Friday, January 29, 2016

TV and race

   A friends facebook post shared a meme which featured a picture of General Lee, the car from the famous late 70's show The Dukes Of Hazzard. Taken from a movie about a small family which relied on moonshine sales to make ends meet, the TV show was a silly fantasy land of two brothers who live in the South and are in constant conflict with Boss Hog, the corrupt mayor. Notably absent are black people.
     The meme asserted that the General Lee was just a car. It should be noted that this car had the Stars and Bars, the Confederate Flag painted on its roof.  The General Lee was just a car by no means if you consider the magic way it was able to jump over numerous objects and save the brothers. So was this show benign, just a harmless fun distraction, or did it reinforce apartheid American  Culture? I think the later, that it was fun, sure, but like the pledge of allegiance it had a deeper impact.
  So then, what about all the other shitty TV shows I watched instead of reading or playing chess or whittling on the porch? lets see

BJ and the bear: A trucker has adventures with a chimp. Message: Accept evolution, working man, the chimp is your friend!
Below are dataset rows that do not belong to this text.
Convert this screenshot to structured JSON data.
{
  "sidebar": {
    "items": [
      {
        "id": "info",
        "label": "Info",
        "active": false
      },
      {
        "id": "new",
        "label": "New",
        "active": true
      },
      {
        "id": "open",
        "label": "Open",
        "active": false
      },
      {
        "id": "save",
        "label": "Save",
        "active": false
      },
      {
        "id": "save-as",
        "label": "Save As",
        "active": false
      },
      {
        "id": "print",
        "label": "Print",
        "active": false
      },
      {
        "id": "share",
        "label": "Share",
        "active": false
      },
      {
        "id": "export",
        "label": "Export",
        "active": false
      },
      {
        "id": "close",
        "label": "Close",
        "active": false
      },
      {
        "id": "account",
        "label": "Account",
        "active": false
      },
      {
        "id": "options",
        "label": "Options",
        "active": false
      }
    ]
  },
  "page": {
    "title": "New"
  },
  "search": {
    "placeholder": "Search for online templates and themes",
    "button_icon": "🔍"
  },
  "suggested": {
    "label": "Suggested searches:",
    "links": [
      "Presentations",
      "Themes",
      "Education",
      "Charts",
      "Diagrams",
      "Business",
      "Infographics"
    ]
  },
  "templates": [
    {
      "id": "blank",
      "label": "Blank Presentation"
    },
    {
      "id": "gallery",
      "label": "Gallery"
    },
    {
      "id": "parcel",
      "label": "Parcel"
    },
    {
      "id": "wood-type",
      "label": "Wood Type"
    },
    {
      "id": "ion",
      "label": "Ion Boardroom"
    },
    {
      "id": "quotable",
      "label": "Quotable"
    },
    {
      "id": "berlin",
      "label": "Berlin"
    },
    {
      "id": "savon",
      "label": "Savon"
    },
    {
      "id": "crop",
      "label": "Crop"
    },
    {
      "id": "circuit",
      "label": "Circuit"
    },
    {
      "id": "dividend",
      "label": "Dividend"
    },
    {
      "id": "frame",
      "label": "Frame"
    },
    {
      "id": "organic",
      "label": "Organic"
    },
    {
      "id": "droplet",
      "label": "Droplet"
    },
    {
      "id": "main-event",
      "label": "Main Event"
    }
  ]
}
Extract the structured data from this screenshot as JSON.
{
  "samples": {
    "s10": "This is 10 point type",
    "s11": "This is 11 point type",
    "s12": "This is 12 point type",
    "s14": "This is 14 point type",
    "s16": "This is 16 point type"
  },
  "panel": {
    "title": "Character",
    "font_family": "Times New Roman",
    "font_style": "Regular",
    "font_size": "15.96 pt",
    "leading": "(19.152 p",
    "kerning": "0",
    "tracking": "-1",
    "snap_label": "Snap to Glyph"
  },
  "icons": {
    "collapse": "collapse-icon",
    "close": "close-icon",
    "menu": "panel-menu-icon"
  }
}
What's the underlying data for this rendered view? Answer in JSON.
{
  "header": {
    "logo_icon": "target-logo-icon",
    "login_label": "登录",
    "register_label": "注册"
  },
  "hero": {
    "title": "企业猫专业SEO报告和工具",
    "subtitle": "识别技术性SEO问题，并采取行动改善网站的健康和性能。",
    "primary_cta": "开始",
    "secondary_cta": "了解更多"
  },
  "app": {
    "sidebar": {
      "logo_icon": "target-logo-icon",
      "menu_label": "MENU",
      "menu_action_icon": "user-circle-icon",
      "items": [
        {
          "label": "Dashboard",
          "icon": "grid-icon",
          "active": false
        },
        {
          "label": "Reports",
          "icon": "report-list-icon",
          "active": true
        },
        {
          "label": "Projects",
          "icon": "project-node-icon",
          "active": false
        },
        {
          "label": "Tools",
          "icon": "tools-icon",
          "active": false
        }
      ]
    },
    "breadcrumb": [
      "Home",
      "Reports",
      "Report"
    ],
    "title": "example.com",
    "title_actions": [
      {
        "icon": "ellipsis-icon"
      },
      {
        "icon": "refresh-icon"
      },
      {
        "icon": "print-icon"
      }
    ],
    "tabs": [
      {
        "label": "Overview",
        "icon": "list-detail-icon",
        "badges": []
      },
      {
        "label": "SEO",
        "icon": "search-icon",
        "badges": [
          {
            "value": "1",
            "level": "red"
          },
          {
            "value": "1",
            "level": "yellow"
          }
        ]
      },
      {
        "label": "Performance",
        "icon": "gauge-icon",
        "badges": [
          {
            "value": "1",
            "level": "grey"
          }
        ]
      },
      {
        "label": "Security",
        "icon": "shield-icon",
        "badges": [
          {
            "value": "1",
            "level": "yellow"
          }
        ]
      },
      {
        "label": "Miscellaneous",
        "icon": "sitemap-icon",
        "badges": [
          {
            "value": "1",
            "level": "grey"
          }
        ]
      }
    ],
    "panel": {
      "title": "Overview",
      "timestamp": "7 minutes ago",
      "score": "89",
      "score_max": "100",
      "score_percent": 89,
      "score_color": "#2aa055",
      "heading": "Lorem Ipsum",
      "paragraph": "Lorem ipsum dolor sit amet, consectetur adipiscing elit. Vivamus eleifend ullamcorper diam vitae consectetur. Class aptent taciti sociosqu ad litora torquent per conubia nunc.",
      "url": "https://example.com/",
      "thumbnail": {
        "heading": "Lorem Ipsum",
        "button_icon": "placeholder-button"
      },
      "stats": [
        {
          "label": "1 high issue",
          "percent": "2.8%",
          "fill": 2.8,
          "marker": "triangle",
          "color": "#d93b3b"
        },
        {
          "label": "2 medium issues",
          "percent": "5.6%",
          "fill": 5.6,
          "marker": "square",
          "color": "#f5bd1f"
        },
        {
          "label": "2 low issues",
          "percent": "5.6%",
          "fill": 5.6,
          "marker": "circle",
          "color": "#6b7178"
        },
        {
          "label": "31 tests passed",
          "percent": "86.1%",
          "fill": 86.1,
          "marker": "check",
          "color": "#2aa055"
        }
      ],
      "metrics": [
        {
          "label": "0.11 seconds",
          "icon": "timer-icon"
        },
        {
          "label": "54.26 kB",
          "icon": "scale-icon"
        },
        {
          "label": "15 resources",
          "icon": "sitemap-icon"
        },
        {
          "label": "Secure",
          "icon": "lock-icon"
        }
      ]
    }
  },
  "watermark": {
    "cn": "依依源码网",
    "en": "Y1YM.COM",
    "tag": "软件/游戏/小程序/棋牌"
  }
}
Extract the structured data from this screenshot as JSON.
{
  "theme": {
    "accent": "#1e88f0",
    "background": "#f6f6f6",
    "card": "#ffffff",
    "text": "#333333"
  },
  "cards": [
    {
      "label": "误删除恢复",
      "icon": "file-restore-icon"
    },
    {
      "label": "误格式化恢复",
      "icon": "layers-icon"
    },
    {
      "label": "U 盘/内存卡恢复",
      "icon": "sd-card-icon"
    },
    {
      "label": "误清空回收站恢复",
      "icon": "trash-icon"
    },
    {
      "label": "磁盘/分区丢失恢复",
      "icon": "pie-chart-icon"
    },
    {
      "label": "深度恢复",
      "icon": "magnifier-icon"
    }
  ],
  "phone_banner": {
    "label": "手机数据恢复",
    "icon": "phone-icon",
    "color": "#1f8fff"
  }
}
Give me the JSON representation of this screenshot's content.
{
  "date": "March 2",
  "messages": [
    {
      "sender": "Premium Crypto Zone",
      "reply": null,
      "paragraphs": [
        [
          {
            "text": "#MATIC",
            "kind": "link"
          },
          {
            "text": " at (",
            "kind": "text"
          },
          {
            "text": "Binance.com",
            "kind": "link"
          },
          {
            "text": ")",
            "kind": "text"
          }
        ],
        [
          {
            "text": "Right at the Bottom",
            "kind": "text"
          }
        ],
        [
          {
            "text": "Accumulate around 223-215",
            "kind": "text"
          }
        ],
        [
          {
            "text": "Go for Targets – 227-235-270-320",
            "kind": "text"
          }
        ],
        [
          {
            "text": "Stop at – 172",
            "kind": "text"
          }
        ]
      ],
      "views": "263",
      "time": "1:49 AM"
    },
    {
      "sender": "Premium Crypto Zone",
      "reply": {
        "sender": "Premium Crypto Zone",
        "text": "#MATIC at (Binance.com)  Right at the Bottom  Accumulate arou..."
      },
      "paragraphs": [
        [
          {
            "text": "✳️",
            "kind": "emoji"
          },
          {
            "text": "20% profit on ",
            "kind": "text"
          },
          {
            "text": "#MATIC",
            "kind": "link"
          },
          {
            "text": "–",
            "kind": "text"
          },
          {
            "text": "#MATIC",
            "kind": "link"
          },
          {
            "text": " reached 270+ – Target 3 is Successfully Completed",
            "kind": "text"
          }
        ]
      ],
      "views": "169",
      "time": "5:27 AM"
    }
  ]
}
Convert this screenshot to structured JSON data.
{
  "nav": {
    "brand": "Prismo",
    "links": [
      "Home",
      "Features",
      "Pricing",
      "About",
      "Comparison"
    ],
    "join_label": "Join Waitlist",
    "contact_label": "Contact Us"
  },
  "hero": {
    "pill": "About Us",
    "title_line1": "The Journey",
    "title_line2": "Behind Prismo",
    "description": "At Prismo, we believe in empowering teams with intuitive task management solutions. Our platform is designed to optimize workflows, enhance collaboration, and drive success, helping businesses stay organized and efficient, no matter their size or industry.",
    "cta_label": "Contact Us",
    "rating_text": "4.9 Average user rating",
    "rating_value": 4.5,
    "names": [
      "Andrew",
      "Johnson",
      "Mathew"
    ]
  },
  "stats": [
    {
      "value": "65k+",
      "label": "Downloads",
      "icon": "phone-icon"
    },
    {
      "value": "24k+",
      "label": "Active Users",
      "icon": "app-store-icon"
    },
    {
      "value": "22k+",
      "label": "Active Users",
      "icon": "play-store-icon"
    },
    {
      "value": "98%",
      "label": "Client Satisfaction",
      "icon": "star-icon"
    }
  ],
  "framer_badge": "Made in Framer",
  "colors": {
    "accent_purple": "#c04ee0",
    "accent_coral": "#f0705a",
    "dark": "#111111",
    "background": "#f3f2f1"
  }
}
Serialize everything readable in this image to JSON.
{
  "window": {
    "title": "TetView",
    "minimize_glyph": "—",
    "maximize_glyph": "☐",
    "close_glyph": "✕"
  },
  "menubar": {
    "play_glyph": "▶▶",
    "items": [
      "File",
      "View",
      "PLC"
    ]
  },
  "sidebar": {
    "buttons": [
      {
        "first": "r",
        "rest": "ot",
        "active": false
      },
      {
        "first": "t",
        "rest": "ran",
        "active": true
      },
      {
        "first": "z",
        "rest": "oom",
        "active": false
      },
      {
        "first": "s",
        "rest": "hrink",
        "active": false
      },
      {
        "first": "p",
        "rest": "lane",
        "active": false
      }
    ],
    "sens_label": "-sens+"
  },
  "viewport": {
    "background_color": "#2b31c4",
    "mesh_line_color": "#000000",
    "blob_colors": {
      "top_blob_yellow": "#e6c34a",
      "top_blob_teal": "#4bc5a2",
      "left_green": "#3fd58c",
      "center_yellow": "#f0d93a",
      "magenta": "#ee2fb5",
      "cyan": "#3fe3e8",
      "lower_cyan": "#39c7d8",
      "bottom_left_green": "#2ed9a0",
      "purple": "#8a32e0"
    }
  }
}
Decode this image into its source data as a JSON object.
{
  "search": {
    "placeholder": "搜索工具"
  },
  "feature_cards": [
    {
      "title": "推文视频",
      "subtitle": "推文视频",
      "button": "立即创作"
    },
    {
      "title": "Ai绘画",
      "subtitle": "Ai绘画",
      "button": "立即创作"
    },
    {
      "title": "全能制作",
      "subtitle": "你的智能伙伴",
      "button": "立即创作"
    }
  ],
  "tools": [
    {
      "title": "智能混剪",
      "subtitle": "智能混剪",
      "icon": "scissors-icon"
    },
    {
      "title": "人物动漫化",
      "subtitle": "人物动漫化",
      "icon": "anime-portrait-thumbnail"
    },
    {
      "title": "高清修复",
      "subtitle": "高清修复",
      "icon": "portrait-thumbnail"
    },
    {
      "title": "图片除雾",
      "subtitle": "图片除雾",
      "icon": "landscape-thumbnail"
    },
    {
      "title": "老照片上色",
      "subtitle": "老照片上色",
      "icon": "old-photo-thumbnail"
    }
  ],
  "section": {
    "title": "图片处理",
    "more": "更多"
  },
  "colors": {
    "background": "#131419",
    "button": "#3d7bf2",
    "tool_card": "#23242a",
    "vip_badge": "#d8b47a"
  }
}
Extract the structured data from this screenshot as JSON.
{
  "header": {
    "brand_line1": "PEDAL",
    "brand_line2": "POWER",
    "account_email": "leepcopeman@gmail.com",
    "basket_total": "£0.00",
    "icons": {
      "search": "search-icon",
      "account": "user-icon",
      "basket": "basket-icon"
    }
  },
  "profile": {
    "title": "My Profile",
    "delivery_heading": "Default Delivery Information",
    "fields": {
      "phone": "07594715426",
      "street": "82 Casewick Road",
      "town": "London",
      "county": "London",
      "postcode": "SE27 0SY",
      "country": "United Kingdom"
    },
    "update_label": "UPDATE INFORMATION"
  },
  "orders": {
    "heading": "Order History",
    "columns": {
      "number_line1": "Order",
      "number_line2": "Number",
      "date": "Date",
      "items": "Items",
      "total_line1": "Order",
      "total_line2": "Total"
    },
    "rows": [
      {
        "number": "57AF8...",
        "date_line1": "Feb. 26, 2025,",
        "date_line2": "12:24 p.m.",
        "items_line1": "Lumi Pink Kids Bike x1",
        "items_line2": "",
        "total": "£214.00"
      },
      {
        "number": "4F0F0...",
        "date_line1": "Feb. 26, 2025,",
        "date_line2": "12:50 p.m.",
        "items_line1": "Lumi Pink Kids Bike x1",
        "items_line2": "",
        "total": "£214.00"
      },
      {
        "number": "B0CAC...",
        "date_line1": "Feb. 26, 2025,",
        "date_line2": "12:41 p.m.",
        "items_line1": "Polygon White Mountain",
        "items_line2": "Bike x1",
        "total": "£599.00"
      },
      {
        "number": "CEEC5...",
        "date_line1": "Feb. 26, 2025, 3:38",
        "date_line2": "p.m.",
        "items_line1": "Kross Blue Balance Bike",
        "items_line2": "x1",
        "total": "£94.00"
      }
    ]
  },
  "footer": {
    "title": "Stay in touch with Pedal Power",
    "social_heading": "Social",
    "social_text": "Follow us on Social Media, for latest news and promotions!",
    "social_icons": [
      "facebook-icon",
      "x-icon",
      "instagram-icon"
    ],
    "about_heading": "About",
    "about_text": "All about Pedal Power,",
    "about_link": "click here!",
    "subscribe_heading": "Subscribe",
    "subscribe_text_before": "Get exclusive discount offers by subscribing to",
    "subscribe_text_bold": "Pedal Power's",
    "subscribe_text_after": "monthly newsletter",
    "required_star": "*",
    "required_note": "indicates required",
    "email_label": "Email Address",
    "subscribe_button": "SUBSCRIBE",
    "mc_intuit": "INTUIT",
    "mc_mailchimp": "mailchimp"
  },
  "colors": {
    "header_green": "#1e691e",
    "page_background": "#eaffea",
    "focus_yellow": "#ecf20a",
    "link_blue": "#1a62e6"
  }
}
The White Shadow: A white man coaches an inner city high school basketball team. Message :Hurrah for white men, we can fix it!

Grizzly Adams: Man escapes society to live in harmony with nature in the mountains.
 Message: grow a beard and live in a cabin, you will love it! (was this all meme placement by REI?)

James at 15: White adolescent comes of age in New York. Message: If you are young and white you matter! His best friend was black, so at least no Apartheid message

Diffrent Strokes: Rich white industrialist adopts two young black boys. Message: Hurrah for white man, especially the rich ones!

The Cosby Show; A doctor and his perfect black family grow together. Message: Black Lives Matter! Especially if you are rich well spoken beautiful charming high status blacks.

   My childhood was also shaped by Norman Lear shows like All in the Family and The Jeffersons. Also, I was in the first generation to be shaped by Sesame street so I wanted to live in an urban area with lots of Muppets and diversity and songs about letters and numbers. That did not happen, but I did enjoy the year I had a shop in Denver's Capital Hill neighborhood, the closest I ever got to the sunny days of Sesame Street.
  We have all heard from Gill Scott Heron that the revolution will not be televised, but does a media exist that will be revolutionary, and if it does, does anybody want one?

Also, what about class? How many TV shows have been about class struggle? In the absence of African American people, the poor, struggling moon shine family become the defacto black people of Hazzard County, sticking it to the oppressive police state and flipping them the rebellious rebel flag as they jump their car to safety! YEEHAWW!